Keesokan harinya, kami menyeberang ke Pulau Poda dengan longtail boat juga. Di perairan di sekitar pulau, kami bisa melakukan snorkeling karena air sangat jernih. Lalu, sama seperti kemarin, kami berbaring di atas air dan diayun-ayun oleh ombak. Lihat 2 orang yang berbaring di air di depan batu besar pada gambar di samping. Permainan yang memabukkan, karena ombak lebih besar dibanding kemarin. Mabuk ayunan itu terus terasa hingga malam hari ketika aku berada di tempat tidur! Air.... ternyata bisa memabukkan juga.
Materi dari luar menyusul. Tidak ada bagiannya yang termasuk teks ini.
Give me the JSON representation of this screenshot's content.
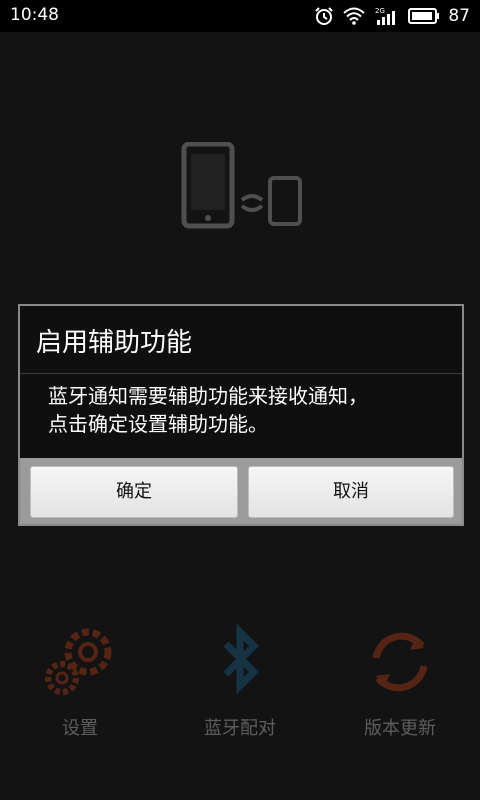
{
  "status_bar": {
    "time": "10:48",
    "battery_percent": "87"
  },
  "bottom_nav": {
    "items": [
      {
        "label": "设置",
        "icon": "gear-icon"
      },
      {
        "label": "蓝牙配对",
        "icon": "bluetooth-icon"
      },
      {
        "label": "版本更新",
        "icon": "refresh-icon"
      }
    ]
  },
  "dialog": {
    "title": "启用辅助功能",
    "message": "蓝牙通知需要辅助功能来接收通知，\n点击确定设置辅助功能。",
    "confirm_label": "确定",
    "cancel_label": "取消"
  },
  "colors": {
    "background": "#161616",
    "accent_orange": "#c8461e",
    "bluetooth_blue": "#1c6f9a"
  }
}
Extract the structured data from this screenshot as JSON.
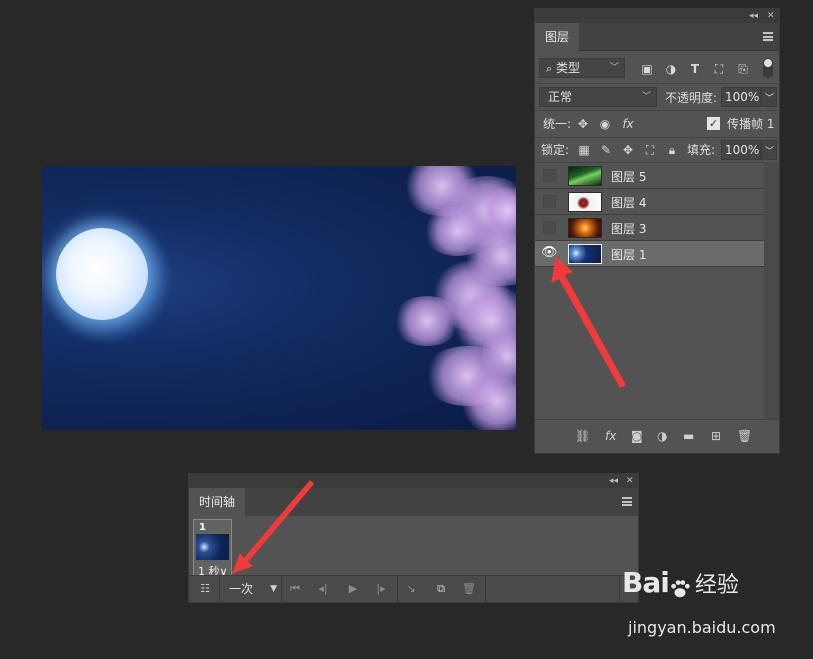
{
  "layers_panel": {
    "tab": "图层",
    "filter": {
      "label": "类型",
      "icon": "search-icon"
    },
    "blend_mode": "正常",
    "opacity_label": "不透明度:",
    "opacity_value": "100%",
    "unify_label": "统一:",
    "propagate_label": "传播帧 1",
    "propagate_checked": true,
    "lock_label": "锁定:",
    "fill_label": "填充:",
    "fill_value": "100%",
    "layers": [
      {
        "name": "图层 5",
        "visible": false,
        "selected": false
      },
      {
        "name": "图层 4",
        "visible": false,
        "selected": false
      },
      {
        "name": "图层 3",
        "visible": false,
        "selected": false
      },
      {
        "name": "图层 1",
        "visible": true,
        "selected": true
      }
    ]
  },
  "timeline_panel": {
    "tab": "时间轴",
    "frame": {
      "number": "1",
      "delay": "1 秒∨"
    },
    "loop": "一次"
  },
  "watermark": {
    "brand": "Bai",
    "brand_suffix": "经验",
    "url": "jingyan.baidu.com"
  },
  "colors": {
    "app_bg": "#282828",
    "panel_bg": "#535353",
    "annotation_arrow": "#f23a3a"
  }
}
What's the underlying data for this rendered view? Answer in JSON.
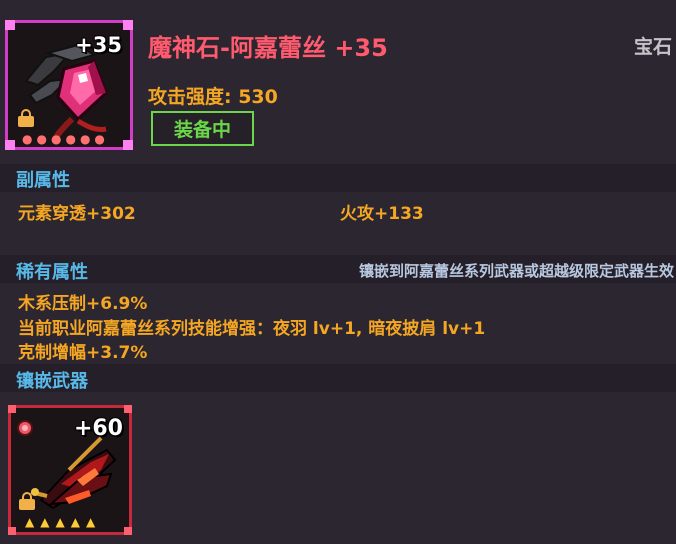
{
  "item": {
    "name": "魔神石-阿嘉蕾丝 +35",
    "category": "宝石",
    "level_badge": "+35",
    "attack": "攻击强度: 530",
    "status": "装备中",
    "star_count": 6,
    "icon": "gem-icon",
    "frame_color": "#d23cc8"
  },
  "sub_attributes": {
    "header": "副属性",
    "stats": [
      "元素穿透+302",
      "火攻+133"
    ]
  },
  "rare_attributes": {
    "header": "稀有属性",
    "note": "镶嵌到阿嘉蕾丝系列武器或超越级限定武器生效",
    "stats": [
      "木系压制+6.9%",
      "当前职业阿嘉蕾丝系列技能增强：夜羽 lv+1, 暗夜披肩 lv+1",
      "克制增幅+3.7%"
    ]
  },
  "socket_weapon": {
    "header": "镶嵌武器",
    "level_badge": "+60",
    "star_count": 5,
    "icon": "crossbow-weapon-icon",
    "frame_color": "#c6283c"
  }
}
Sesudah itu, kami harus pulang. Masih ada 3 hari yang kami lalui untuk perjalanan darat menuju Penang...eh... lewat air lagi! Menuju Pulau Penang, minibus yang kami tumpangi naik ke dalam ferry yang tentu saja berjalan di atas air. Ketika meninggalkan Pulai Penang, bis yang membawa kami ke Kuala Lumpur melalui jembatan panjang yang menghubungkan Pulau Penang dan Semenanjung Malaka. Yang pasti, jembatan itu melintas di atas air.

Hanya 1 hari cuti kami yang tidak diisi dengan kegiatan di air, yaitu hari terakhir di Pulau Penang. Memang rencana acara cuti sudah dibuat sebelumnya, tapi kalau kemudian setiap hari terjadi cengkrama antara kami dengan air, sama sekali tidak disengaja.